I fell in love with Chappy as a summer kid in the 1950s, when our family would spend July on the island.
I can still hear the thump-thump of the wooden gangplank as our 1949 Ford would back off the Chappy Ferry at our arrival each year. In those days, the little ferry only had a propeller at the stern, so the cars would drive forward to go aboard, and then back off.
“Straight back,” the ferryman would shout. “Straight back, now.” If the tide was low, backing the car up that gangplank was a challenge. My father would gun the engine and ride the clutch, and up we’d go.

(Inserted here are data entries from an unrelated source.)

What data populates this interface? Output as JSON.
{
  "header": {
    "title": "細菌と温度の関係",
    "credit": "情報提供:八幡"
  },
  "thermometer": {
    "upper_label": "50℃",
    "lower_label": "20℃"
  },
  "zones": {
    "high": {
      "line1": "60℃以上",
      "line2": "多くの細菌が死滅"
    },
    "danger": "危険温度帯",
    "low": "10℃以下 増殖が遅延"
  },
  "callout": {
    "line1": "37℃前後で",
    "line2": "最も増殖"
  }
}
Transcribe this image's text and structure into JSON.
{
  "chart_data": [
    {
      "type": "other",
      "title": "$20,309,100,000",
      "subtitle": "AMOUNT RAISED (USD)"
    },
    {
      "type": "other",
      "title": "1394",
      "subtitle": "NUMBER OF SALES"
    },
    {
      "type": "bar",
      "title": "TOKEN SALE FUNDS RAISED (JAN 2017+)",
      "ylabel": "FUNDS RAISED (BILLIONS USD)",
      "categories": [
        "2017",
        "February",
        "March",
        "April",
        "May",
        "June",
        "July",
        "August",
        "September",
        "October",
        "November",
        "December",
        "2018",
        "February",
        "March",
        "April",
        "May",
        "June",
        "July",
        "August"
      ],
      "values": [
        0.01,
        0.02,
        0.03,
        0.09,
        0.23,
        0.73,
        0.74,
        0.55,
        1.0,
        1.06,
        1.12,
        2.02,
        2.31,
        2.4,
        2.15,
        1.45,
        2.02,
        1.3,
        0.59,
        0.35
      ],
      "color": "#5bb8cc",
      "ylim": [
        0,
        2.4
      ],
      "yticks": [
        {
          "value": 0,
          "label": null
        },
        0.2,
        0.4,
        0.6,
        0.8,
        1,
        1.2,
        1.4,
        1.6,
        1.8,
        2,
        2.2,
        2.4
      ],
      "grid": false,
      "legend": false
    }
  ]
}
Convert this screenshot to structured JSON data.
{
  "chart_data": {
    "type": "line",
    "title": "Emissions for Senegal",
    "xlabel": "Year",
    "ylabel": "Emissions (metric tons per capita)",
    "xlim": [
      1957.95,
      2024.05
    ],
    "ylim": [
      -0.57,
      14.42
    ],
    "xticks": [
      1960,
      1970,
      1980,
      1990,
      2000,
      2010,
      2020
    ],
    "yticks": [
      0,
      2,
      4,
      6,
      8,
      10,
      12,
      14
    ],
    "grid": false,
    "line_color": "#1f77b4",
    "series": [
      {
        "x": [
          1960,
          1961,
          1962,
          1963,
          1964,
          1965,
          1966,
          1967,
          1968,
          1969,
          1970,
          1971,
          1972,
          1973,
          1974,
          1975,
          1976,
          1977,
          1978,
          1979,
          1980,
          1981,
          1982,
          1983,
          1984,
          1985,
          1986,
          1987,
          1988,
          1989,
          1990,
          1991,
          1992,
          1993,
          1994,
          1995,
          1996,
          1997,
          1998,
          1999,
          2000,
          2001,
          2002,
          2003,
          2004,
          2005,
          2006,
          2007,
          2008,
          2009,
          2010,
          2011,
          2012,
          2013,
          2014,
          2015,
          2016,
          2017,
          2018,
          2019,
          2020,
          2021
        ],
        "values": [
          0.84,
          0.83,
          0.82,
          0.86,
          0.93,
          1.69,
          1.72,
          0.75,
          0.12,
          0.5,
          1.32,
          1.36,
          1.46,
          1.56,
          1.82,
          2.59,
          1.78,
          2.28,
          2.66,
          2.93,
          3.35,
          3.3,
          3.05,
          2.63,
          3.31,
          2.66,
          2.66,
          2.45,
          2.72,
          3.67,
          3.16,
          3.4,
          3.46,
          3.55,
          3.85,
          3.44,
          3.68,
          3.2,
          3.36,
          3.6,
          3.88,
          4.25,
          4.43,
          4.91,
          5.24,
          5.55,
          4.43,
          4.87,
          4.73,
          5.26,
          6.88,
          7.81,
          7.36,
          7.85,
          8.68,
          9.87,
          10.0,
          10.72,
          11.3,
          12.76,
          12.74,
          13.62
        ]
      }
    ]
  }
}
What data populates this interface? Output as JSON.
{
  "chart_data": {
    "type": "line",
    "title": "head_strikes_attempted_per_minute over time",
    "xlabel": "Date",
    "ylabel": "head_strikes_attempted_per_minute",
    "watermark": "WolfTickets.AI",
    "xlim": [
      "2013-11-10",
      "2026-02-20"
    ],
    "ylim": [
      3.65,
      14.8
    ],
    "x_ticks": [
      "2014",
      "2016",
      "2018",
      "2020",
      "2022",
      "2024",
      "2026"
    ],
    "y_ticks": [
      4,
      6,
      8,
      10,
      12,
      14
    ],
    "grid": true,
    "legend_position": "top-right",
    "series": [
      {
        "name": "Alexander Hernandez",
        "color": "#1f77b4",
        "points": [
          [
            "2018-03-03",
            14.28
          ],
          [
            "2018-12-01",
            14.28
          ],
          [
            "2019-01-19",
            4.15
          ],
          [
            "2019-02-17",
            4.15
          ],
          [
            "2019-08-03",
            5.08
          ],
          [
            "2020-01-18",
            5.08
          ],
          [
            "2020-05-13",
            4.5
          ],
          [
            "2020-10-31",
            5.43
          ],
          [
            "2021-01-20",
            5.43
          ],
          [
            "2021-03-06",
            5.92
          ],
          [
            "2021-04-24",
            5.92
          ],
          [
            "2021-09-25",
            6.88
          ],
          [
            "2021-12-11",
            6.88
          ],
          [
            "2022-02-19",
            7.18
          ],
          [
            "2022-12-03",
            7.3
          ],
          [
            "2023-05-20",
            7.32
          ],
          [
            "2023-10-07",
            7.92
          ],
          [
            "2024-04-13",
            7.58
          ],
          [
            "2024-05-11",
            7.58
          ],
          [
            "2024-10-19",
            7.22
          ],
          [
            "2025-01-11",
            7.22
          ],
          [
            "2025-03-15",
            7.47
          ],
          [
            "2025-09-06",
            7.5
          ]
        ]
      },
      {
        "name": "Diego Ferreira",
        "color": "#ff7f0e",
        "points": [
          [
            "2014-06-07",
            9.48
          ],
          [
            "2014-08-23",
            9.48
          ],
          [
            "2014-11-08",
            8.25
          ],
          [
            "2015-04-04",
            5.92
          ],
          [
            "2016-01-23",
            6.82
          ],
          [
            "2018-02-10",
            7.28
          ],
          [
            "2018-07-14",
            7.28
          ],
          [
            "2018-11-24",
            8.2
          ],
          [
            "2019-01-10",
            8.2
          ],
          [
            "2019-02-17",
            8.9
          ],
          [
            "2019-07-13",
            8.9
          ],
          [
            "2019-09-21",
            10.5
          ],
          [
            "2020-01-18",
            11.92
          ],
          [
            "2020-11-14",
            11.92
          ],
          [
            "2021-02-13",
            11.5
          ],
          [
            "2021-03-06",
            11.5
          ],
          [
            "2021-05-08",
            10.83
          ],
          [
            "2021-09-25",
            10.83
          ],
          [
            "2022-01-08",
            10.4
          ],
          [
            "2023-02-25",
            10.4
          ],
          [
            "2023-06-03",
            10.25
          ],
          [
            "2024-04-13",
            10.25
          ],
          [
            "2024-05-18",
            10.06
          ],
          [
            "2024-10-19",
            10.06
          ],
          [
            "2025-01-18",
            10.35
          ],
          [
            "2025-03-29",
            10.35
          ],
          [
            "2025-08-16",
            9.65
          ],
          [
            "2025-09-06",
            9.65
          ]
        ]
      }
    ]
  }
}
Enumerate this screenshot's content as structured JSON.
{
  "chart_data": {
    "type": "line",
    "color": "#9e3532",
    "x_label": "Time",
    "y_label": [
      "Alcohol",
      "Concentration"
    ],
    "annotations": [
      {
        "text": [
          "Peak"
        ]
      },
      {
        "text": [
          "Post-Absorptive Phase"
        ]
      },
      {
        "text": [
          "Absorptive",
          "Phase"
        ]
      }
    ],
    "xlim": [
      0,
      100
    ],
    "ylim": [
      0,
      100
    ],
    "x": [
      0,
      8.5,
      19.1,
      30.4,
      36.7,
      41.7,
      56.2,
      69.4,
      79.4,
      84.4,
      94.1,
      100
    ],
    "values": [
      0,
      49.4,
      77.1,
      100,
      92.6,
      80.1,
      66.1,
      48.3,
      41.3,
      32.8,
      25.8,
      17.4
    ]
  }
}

We were on Chappy! A mile down the blacktop road was the turnoff to North Neck, and a sandy road into another world. There was no electricity at the two old houses we rented — one for us, and one for the parade of aunts and uncles and cousins and friends who would join us for one-week stays.
“They help us pay the rent,” my mother would explain whenever my brother or sister or I complained about “too much togetherness.” And in fact, our visitors were part of the magic that made Chappy such a different world.
Supper was not a quiet affair. There were often 15 of us at the table. And it didn’t end with, “Now you kids go do your homework.” Sometimes, it didn’t seem to end at all.
It was often a moveable feast, as Hemingway said, beginning at the house with the big front porch for cocktails, migrating to the house with the big dining room for supper, moving into the kitchen to light the kerosene lamps and wash the dishes, and ending up with a nightcap on the porch again, watching the last of the sunset.
The grownups were different at Chappy. And it wasn’t just the alcohol.
On the island, the men had a chance to work through some of the trauma they had just experienced in World War II. This did not involve modern psychology. They worked on it with rusty putty knives, scraping and caulking two old rowboats and a Frostbite sailing dingy that needed to be refurbished each year.
Hanging in the air, with their cigarette smoke, was the unspoken memory of the man who had not come home from the war.
“You kids go catch some scup,” the men would say when the rowboats were ready. Smiling, they watched us row away with our favorite adult, the young widow of the missing man. Her name was Eleanor, and she loved to spend time with us kids. My Mom always invited her to stay for two weeks, instead of one. She said it was because Eleanor was so much fun, but we knew there were other, grownup reasons.
The men didn’t talk much as they worked, but the women sure did. They chatted as they peeled potatoes; they laughed as they took us kids skinny-dipping before breakfast; they sang as they herded us into the kitchen to help wash the supper dishes.
My mother, especially, was transformed by being on Chappy. She had discovered the island during the war. My dad was fighting in the Pacific, and my mom’s sister invited her to come to Chappy with her little boy, my older brother. The island became her safe place in a frightening world.
This, too, was unspoken during our summers in the 1950s, but we could always see a change come over her when the car turned down the sandy road toward Cape Pogue Pond, and peace.
As our family reunion draws near, I realize that I’ve been hoping it will carry my grandchildren “straight back,” as the ferryman said, to the Chappy I loved as a boy. But no: We’re going to drive off the ferry straight ahead this time, into a changed world. My grandchildren are going off on their own adventure, to discover their own Chappy.
I just hope it includes scup for breakfast, and skinny-dipping.
Tom Harmon is a writer who lives in New Mexico.